Gogol Bordelo passe alors que j’écris et justement il représente bien ce patchwork d’ambiance se déroulant au fur et à mesure des wagons ; une réalité industrielle pour l’un, une sorte de léger steam punk pour l’autre. Les microcosmes se côtoient à l’image de la diversité ethnique des acteurs. C’est un peu de toute l’humanité qui est réunie dans cette arche.

     Enfin, fait marquant de cette richesse, cette histoire de train se tient ! Certes quelques éléments sont moins facilement explicables mais la grande tenue de tout le reste permet de supposer et d’imaginer des systèmes logiques pour ces-dits éléments.
Quid de la qualité de l’image ? M’en fous. Je ne suis qu’un scientifique frustre, rien de littéraire, rien dans les yeux. Alors la technique vous imaginez bien qu’elle me passe au dessus ! Une bonne histoire me suffit. Pas de fabuleuse technique 3D ni de prouesse du jeu d’acteur pour singer l’angoisse dans un scaphandre. Dommage…

     Pour conclure, c’est bien cette richesse que je vous rabâche, depuis un moment qui est LA raison pour aller se farcir ce film. Il resterait encore bien des choses à envisager dessus, ce qui laisse la place à nombre d’autres chroniques. Alors, allez-y bande de gueux ! Ce n’est pas un grand film, il peut y avoir quelques longueurs pour certains mais il est bien. Vraiment un travail bien léché de la part du sud-coréen.
Moi qui m’ennuyais de plus en plus dans les salles obscures au point de me prendre pour un snob pédant et rat de bibliothèque, voici que j’en suis venu à écrire une chronique dessus.

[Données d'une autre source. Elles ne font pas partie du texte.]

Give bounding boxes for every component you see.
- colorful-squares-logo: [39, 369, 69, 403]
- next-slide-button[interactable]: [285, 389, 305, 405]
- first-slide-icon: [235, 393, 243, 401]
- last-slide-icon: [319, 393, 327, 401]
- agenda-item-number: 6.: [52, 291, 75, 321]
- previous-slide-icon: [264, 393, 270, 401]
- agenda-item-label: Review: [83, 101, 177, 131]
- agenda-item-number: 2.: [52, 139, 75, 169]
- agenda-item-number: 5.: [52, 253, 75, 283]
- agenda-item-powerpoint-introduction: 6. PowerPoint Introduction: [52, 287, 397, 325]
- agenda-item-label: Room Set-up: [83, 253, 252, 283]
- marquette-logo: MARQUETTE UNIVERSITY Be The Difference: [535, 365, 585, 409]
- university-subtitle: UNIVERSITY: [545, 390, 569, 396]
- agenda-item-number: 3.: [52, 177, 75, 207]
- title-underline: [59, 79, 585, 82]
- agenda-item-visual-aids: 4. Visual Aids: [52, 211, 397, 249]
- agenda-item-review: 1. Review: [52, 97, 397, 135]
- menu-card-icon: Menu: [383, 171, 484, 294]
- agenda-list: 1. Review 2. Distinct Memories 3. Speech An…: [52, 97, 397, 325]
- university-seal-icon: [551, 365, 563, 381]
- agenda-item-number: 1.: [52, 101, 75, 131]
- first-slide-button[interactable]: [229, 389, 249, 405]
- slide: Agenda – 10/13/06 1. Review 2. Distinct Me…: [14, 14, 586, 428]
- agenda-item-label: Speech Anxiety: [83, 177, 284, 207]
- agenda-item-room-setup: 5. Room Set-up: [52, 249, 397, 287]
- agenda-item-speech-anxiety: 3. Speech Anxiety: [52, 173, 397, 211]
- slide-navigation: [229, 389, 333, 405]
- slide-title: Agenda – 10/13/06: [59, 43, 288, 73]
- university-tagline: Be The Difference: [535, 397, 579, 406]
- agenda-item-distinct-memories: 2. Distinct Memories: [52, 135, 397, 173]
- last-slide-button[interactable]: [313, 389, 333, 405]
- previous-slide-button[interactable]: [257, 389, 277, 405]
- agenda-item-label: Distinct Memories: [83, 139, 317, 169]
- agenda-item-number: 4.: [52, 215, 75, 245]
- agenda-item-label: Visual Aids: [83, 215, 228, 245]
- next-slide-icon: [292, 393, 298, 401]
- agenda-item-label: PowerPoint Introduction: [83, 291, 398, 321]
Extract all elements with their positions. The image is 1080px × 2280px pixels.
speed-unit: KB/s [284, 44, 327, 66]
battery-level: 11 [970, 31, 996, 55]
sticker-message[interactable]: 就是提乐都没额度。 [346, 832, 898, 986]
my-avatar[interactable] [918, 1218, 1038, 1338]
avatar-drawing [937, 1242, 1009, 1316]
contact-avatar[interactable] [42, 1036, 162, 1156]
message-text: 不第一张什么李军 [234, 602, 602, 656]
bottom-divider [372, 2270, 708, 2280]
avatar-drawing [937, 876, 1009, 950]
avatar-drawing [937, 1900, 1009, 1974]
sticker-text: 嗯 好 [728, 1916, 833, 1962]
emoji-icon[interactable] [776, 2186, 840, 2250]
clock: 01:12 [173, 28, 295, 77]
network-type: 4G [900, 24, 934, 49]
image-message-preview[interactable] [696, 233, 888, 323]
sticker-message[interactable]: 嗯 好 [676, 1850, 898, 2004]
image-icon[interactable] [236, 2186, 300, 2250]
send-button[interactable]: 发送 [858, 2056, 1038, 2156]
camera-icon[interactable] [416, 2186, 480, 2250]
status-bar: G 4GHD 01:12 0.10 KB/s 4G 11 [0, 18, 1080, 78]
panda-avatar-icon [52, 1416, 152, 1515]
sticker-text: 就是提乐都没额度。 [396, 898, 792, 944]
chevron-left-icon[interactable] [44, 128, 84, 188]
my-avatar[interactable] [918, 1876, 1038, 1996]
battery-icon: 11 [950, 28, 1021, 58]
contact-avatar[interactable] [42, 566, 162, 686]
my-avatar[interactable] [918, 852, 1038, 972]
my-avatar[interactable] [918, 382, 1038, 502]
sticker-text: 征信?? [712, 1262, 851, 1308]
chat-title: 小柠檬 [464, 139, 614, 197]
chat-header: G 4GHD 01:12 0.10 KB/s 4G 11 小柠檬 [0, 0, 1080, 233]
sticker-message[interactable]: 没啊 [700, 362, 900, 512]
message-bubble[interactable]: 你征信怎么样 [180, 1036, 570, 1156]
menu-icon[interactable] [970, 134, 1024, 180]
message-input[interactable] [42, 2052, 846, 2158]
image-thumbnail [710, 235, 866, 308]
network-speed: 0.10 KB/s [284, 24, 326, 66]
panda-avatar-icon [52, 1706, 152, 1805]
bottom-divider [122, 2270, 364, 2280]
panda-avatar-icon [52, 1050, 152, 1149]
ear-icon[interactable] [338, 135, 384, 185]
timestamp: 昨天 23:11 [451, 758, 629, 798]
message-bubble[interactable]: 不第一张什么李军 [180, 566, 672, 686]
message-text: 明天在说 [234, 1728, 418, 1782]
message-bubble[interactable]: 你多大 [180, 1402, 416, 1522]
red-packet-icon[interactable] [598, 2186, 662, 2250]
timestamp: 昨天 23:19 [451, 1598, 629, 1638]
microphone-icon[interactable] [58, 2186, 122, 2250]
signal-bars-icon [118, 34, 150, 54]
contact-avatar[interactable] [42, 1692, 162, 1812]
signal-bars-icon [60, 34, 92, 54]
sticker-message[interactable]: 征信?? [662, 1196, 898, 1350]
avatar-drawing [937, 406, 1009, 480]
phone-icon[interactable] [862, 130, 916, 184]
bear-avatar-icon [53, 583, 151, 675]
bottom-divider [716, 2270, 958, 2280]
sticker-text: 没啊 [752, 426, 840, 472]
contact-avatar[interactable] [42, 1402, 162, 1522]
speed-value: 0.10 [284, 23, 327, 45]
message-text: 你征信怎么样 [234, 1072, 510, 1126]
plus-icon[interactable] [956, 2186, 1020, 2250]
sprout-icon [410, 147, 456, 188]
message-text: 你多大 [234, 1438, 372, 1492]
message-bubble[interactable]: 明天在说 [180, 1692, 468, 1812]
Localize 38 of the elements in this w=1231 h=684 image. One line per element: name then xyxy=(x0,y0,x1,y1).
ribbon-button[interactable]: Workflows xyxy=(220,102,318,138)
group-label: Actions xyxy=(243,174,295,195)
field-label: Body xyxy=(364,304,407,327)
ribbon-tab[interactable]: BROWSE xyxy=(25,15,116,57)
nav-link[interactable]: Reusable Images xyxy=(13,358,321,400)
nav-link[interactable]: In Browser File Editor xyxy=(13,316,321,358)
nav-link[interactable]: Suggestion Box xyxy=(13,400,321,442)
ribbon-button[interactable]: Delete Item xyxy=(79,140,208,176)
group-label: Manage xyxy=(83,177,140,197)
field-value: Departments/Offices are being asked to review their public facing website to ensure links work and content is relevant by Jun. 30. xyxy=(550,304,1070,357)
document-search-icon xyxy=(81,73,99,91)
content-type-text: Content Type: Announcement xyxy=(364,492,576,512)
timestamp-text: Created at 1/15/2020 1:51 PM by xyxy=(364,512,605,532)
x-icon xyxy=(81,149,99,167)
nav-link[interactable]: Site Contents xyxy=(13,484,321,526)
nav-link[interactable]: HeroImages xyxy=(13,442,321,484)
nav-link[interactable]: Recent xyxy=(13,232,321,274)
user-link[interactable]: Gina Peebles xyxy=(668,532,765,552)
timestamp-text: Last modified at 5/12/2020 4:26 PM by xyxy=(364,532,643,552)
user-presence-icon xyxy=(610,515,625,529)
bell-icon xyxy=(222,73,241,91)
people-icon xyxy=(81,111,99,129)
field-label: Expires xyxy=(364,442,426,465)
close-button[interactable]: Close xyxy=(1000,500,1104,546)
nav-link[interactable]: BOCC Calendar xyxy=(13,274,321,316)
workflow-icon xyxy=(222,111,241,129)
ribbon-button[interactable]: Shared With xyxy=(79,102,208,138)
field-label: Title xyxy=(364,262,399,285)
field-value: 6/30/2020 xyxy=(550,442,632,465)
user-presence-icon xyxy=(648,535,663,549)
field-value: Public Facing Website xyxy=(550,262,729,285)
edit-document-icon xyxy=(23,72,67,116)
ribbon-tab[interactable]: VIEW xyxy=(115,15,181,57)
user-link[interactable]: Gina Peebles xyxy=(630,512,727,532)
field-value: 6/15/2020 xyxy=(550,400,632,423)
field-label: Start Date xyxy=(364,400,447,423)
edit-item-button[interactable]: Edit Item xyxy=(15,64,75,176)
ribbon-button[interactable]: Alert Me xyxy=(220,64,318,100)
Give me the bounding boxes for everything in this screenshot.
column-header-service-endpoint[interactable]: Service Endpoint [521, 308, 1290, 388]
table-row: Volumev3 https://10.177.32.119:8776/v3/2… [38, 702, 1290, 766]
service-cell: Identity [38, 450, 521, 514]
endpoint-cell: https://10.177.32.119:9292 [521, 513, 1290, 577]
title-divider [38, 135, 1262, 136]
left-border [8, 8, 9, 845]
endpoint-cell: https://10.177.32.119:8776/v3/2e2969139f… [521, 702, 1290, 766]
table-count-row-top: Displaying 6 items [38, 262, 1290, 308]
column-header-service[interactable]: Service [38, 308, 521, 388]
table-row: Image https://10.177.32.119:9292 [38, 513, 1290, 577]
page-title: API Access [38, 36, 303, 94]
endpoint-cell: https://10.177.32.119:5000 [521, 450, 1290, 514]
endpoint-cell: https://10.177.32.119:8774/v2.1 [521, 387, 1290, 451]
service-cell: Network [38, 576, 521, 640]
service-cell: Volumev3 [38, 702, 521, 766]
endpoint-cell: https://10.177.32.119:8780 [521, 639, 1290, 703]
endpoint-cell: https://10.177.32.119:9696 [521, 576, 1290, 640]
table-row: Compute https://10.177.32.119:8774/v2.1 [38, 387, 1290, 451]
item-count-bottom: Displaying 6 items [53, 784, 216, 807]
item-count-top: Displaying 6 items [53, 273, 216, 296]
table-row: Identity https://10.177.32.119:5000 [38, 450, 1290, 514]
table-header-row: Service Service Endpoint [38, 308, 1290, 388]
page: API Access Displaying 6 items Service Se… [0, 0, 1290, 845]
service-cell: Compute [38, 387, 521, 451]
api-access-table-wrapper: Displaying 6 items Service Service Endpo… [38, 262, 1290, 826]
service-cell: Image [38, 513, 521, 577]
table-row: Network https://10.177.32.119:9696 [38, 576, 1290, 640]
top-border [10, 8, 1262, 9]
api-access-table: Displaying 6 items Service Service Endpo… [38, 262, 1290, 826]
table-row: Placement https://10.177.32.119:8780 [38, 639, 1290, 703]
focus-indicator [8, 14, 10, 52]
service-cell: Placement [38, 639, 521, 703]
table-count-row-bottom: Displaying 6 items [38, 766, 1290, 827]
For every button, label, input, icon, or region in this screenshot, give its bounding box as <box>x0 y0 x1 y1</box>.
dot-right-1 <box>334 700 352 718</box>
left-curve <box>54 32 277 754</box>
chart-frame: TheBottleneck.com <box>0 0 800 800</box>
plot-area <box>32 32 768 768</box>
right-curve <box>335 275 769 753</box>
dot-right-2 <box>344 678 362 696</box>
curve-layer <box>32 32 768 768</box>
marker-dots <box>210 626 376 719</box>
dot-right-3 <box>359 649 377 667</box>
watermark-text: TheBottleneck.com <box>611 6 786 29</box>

Et Elvis chante une chanson de plus qu’il a volé un paysan surement Texan et les Beatles s’époumonent à reprendre Twist and Shout.

Note : 627/9 HorsTaxe

Mube MB (Pharma Toulouse)

     Epilogue : pourquoi s’escrimer à appeler ce film le Transperceneige ? C’est parce qu’il est tiré d’une bande dessiné française ! Cocoricooo ! Une belle adaptation à rajouter au crédit de ce film. Pour ce qui est de la fidélité, je vous laisse découvrir l’œuvre originale.